Whole30 2.0 – Week 2 Prep

Week one is coming to an end and I can definitely say it’s been great. The weekly cook up last Sunday helped so much with my busy schedule. Wednesday, I went to Cincinnati for a video shoot and had no problem staying completely Whole30. I also served alcohol at an event on Saturday for over 5 hours and didn’t taste the wine (I like to call that will power + the fact that it was Sutter Home, bleh!)

Solomon and I stuck to the menu we planned last week and have found some new favorite recipes: mulligatawny stew, sweet & spicy ginger-garlic chicken and the faux pho! I want some now just thinking about it.
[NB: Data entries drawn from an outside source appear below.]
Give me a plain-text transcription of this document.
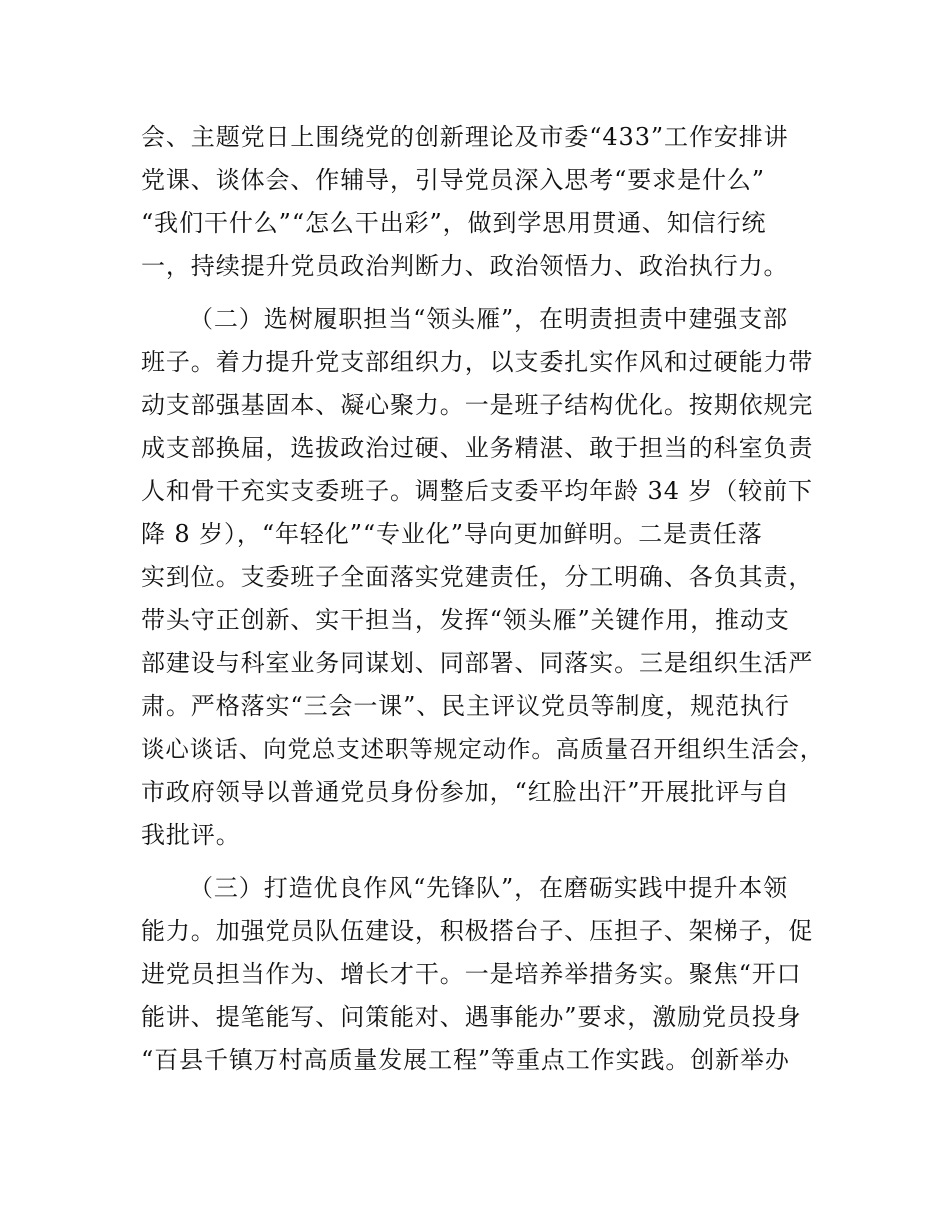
会、主题党日上围绕党的创新理论及市委“433”工作安排讲
党课、谈体会、作辅导，引导党员深入思考“要求是什么”
“我们干什么”“怎么干出彩”，做到学思用贯通、知信行统
一，持续提升党员政治判断力、政治领悟力、政治执行力。
（二）选树履职担当“领头雁”，在明责担责中建强支部
班子。着力提升党支部组织力，以支委扎实作风和过硬能力带
动支部强基固本、凝心聚力。一是班子结构优化。按期依规完
成支部换届，选拔政治过硬、业务精湛、敢于担当的科室负责
人和骨干充实支委班子。调整后支委平均年龄 34 岁（较前下
降 8 岁），“年轻化”“专业化”导向更加鲜明。二是责任落
实到位。支委班子全面落实党建责任，分工明确、各负其责，
带头守正创新、实干担当，发挥“领头雁”关键作用，推动支
部建设与科室业务同谋划、同部署、同落实。三是组织生活严
肃。严格落实“三会一课”、民主评议党员等制度，规范执行
谈心谈话、向党总支述职等规定动作。高质量召开组织生活会，
市政府领导以普通党员身份参加，“红脸出汗”开展批评与自
我批评。
（三）打造优良作风“先锋队”，在磨砺实践中提升本领
能力。加强党员队伍建设，积极搭台子、压担子、架梯子，促
进党员担当作为、增长才干。一是培养举措务实。聚焦“开口
能讲、提笔能写、问策能对、遇事能办”要求，激励党员投身
“百县千镇万村高质量发展工程”等重点工作实践。创新举办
Here is our plan for week two:

Grocery List


  • Yellow squash (1)
  • Zucchini (5)
  • Green beans (1 lb)
  • Banana peppers (2)
  • Onions
  • Carrots
  • Avocado (3)
  • Red bell peppers (2)
  • Tomato
  • Spinach
  • Garlic
  • Fresh mint
  • Jalapeños (2)
  • Sweet potatoes (4 lbs)
  • Green apples (2)
  • Scallions
  • Lettuce

Canned/Shelf Life Items

  • Black olives
  • Chicken broth
  • Pecan halves
  • Mustard powder
  • Lemon juice
  • Light olive oil
  • Paprika
  • tomato paste
  • Coconut aminos
  • Coconut milk
  • Pineapple chunks
  • Wild planet canned tuna (4)


  • Ground beef (4 lbs)
  • Chicken (4 lbs)
  • Fresh salmon
  • Ground pork

& (1) dozen eggs

Week 2 Meal Options

Breakfast – Eggs & Green apple sausage patties

Lunch – Leftovers, homemade sweet potato soup, Waldorf tuna salad & mediterranean tuna salad.

Dinner –

  • Meatza
  • Shephard’s pie
  • Pineapple chicken curry
  • Zoodles aglio et olio w/ chicken
  • Salmon w/ green beans
  • Sweet potato hash
  • Red chicken curry

Today we cooked/prepared the sweet potato soup, green apple sausages and both tunas.